Added forward Sean Kuraly: “They finished their chances and there’s some we would have liked to have tonight.”
The second stop on Columbus’ three-game trip will be a sizeable chore against the Lightning, who have won 11 of 14 games and are 11-4-1 on home ice.
Set to close out a season-long six-game homestand, Tampa Bay posted a 6-2 win over the Seattle Kraken on Tuesday night. The game became lopsided as the Lightning roared away from the Western Conference club with a three-goal second period.
It marked the third straight game coach Jon Cooper’s group netted goals in bunches. The Lightning produced three-goal third periods against Florida and the Nashville Predators last week.

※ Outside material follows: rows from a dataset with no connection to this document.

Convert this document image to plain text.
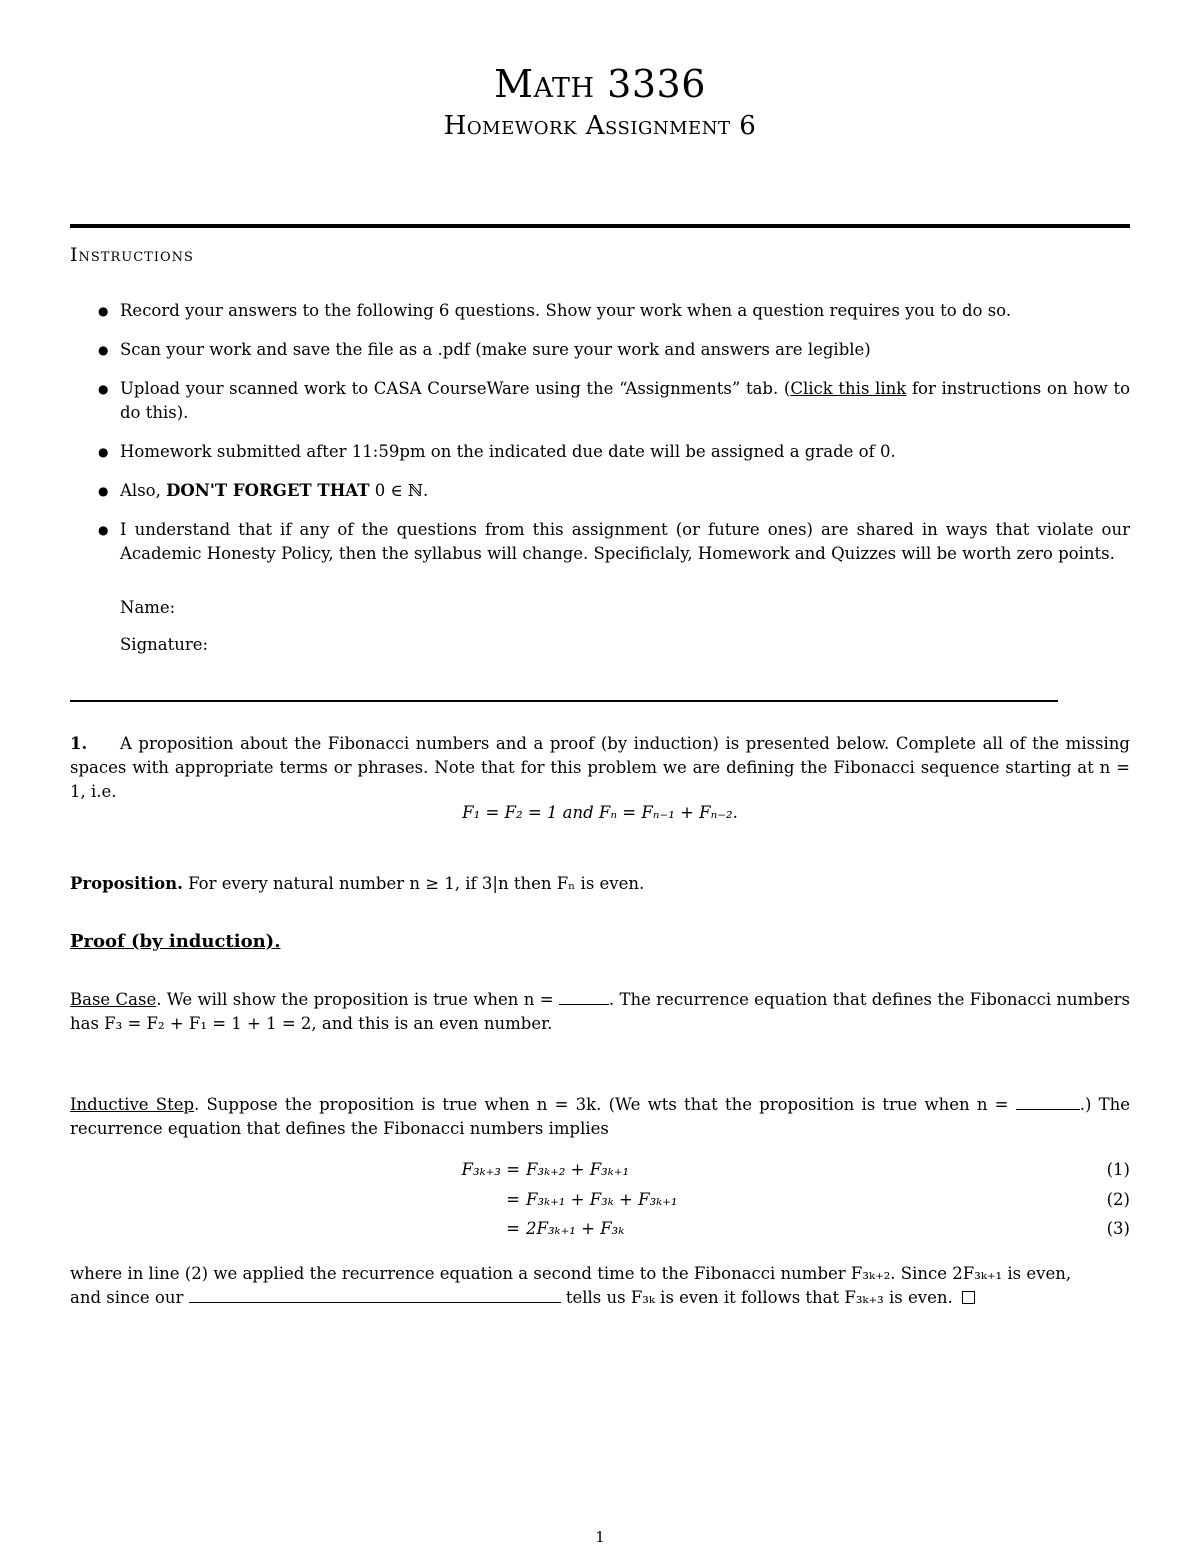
Math 3336
Homework Assignment 6
Instructions
● Record your answers to the following 6 questions. Show your work when a question requires you to do so.
● Scan your work and save the file as a .pdf (make sure your work and answers are legible)
● Upload your scanned work to CASA CourseWare using the “Assignments” tab. (Click this link for instructions on how to do this).
● Homework submitted after 11:59pm on the indicated due date will be assigned a grade of 0.
● Also, DON'T FORGET THAT 0 ∈ ℕ.
● I understand that if any of the questions from this assignment (or future ones) are shared in ways that violate our Academic Honesty Policy, then the syllabus will change. Specificlaly, Homework and Quizzes will be worth zero points.
Name:
Signature:
1. A proposition about the Fibonacci numbers and a proof (by induction) is presented below. Complete all of the missing spaces with appropriate terms or phrases. Note that for this problem we are defining the Fibonacci sequence starting at n = 1, i.e.
F₁ = F₂ = 1 and Fₙ = Fₙ₋₁ + Fₙ₋₂.
Proposition. For every natural number n ≥ 1, if 3|n then Fₙ is even.
Proof (by induction).
Base Case. We will show the proposition is true when n =	. The recurrence equation that defines the Fibonacci numbers has F₃ = F₂ + F₁ = 1 + 1 = 2, and this is an even number.
Inductive Step. Suppose the proposition is true when n = 3k. (We wts that the proposition is true when n =	.) The recurrence equation that defines the Fibonacci numbers implies
F₃ₖ₊₃ = F₃ₖ₊₂ + F₃ₖ₊₁	(1)
= F₃ₖ₊₁ + F₃ₖ + F₃ₖ₊₁	(2)
= 2F₃ₖ₊₁ + F₃ₖ	(3)
where in line (2) we applied the recurrence equation a second time to the Fibonacci number F₃ₖ₊₂. Since 2F₃ₖ₊₁ is even,
and since our	tells us F₃ₖ is even it follows that F₃ₖ₊₃ is even.
1
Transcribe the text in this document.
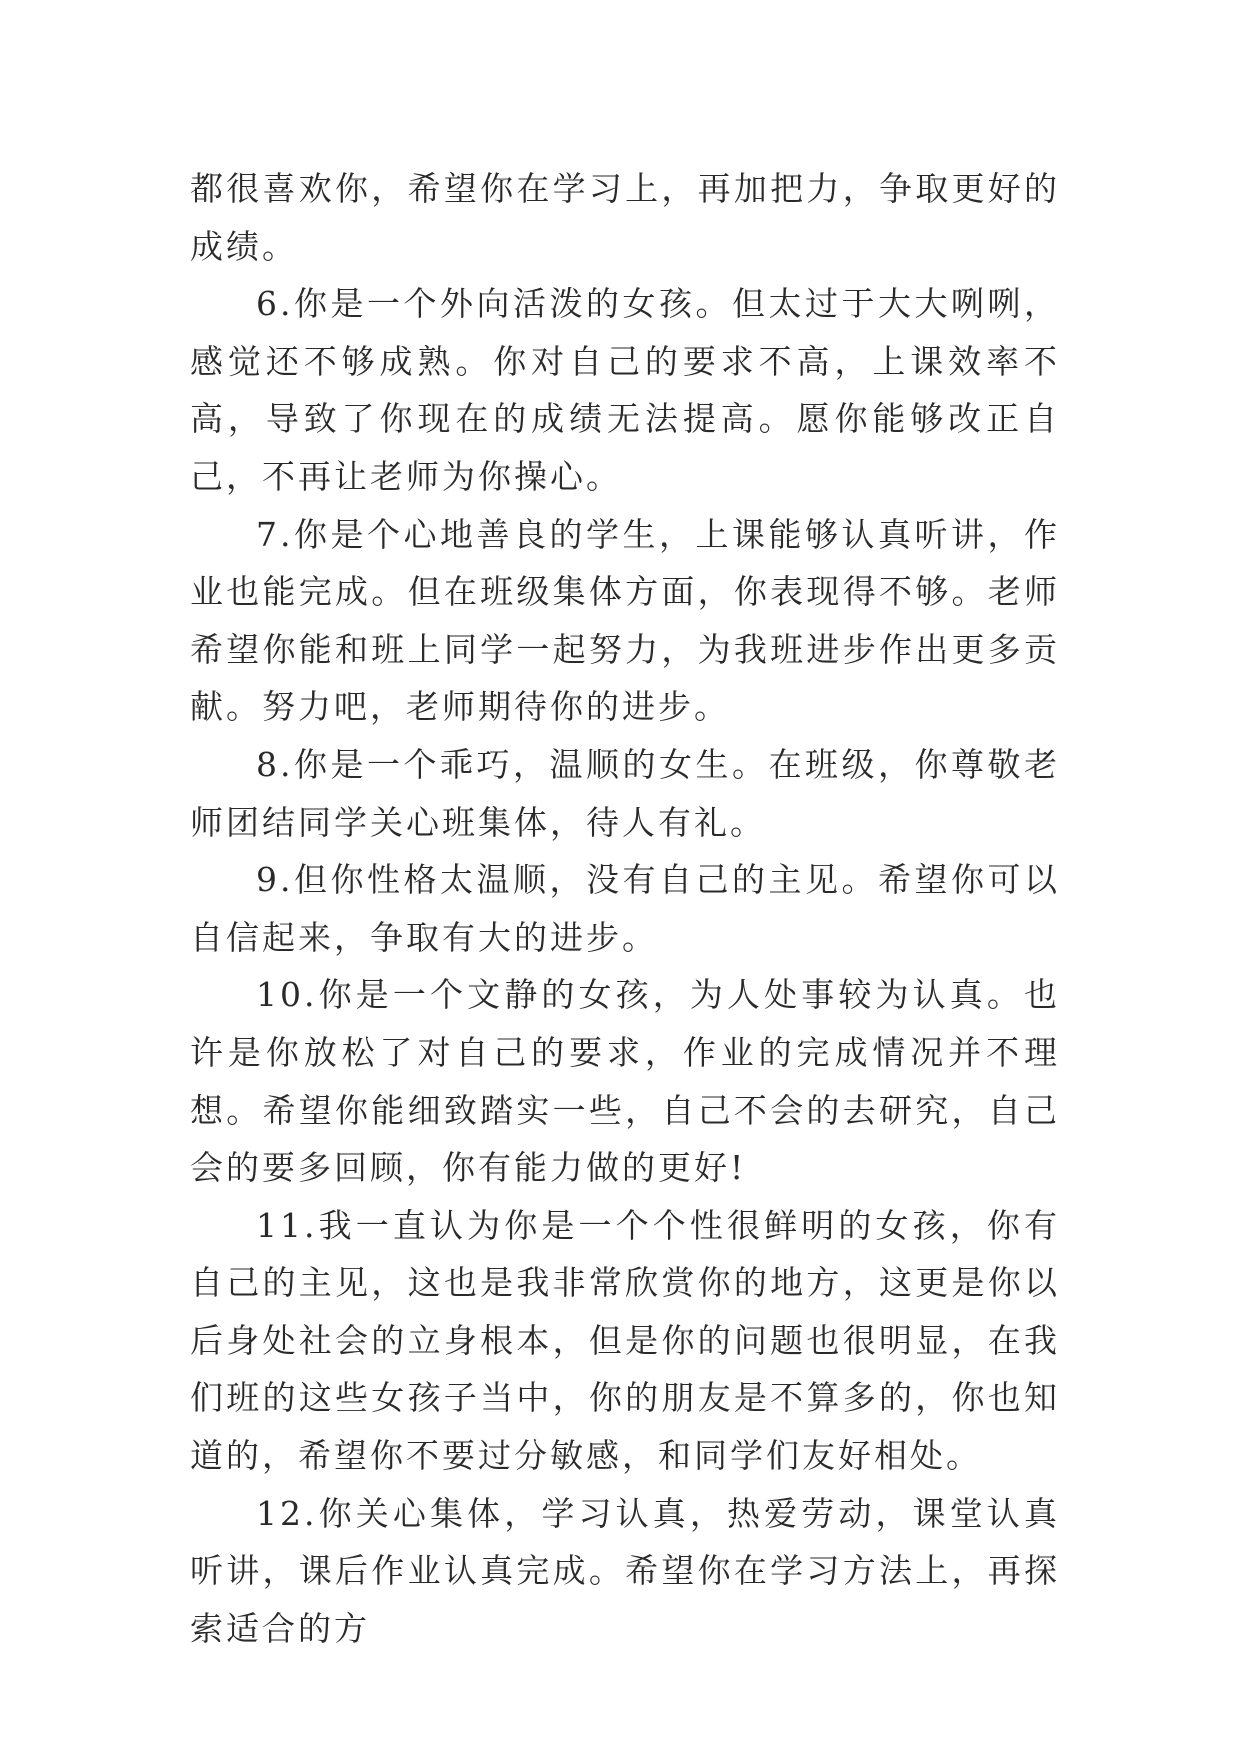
都很喜欢你，希望你在学习上，再加把力，争取更好的成绩。

6.你是一个外向活泼的女孩。但太过于大大咧咧，感觉还不够成熟。你对自己的要求不高，上课效率不高，导致了你现在的成绩无法提高。愿你能够改正自己，不再让老师为你操心。

7.你是个心地善良的学生，上课能够认真听讲，作业也能完成。但在班级集体方面，你表现得不够。老师希望你能和班上同学一起努力，为我班进步作出更多贡献。努力吧，老师期待你的进步。

8.你是一个乖巧，温顺的女生。在班级，你尊敬老师团结同学关心班集体，待人有礼。

9.但你性格太温顺，没有自己的主见。希望你可以自信起来，争取有大的进步。

10.你是一个文静的女孩，为人处事较为认真。也许是你放松了对自己的要求，作业的完成情况并不理想。希望你能细致踏实一些，自己不会的去研究，自己会的要多回顾，你有能力做的更好!

11.我一直认为你是一个个性很鲜明的女孩，你有自己的主见，这也是我非常欣赏你的地方，这更是你以后身处社会的立身根本，但是你的问题也很明显，在我们班的这些女孩子当中，你的朋友是不算多的，你也知道的，希望你不要过分敏感，和同学们友好相处。

12.你关心集体，学习认真，热爱劳动，课堂认真听讲，课后作业认真完成。希望你在学习方法上，再探索适合的方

Tuesday’s victory featured a pair of dynamite goals by Tampa Bay’s Brayden Point and captain Steven Stamkos.
Point moved his goal streak to four games at 12:13 of the second period by taking a pass in the neutral zone from Nikita Kucherov and then slicing his way through the Kraken defense for his 15th goal.
In the third period, Stamkos danced his way through the Seattle crease, waited out Martin Jones and scored his team-leading 16th goal. That extended Stamkos’ point streak to a club-best 14 games (nine goals, 12 assists).
Following his team’s eighth win in the past 10 home games, Cooper mentioned his star players in the same breath as the NHL’s most spectacular player.
“Honestly, the (Connor) McDavids, the Points, the (Kucherovs), these guys can play at a high rate of speed, but they can do it with the puck,” Cooper said. “Everybody can skate up and back and stop and start all day.
“You do it with the puck, you do it with pucks in the air, timing, it’s so hard to do, and you’re watching the best players in the world do it.”
Kucherov’s three assists on Tuesday moved him past 400 for his career and gave him 12 multi-point games this season.
Stamkos, who tallied twice in Tampa Bay’s 5-2 win over Columbus on Oct. 14, is just three goals from joining elite company as the 47th NHL player to record 500 goals.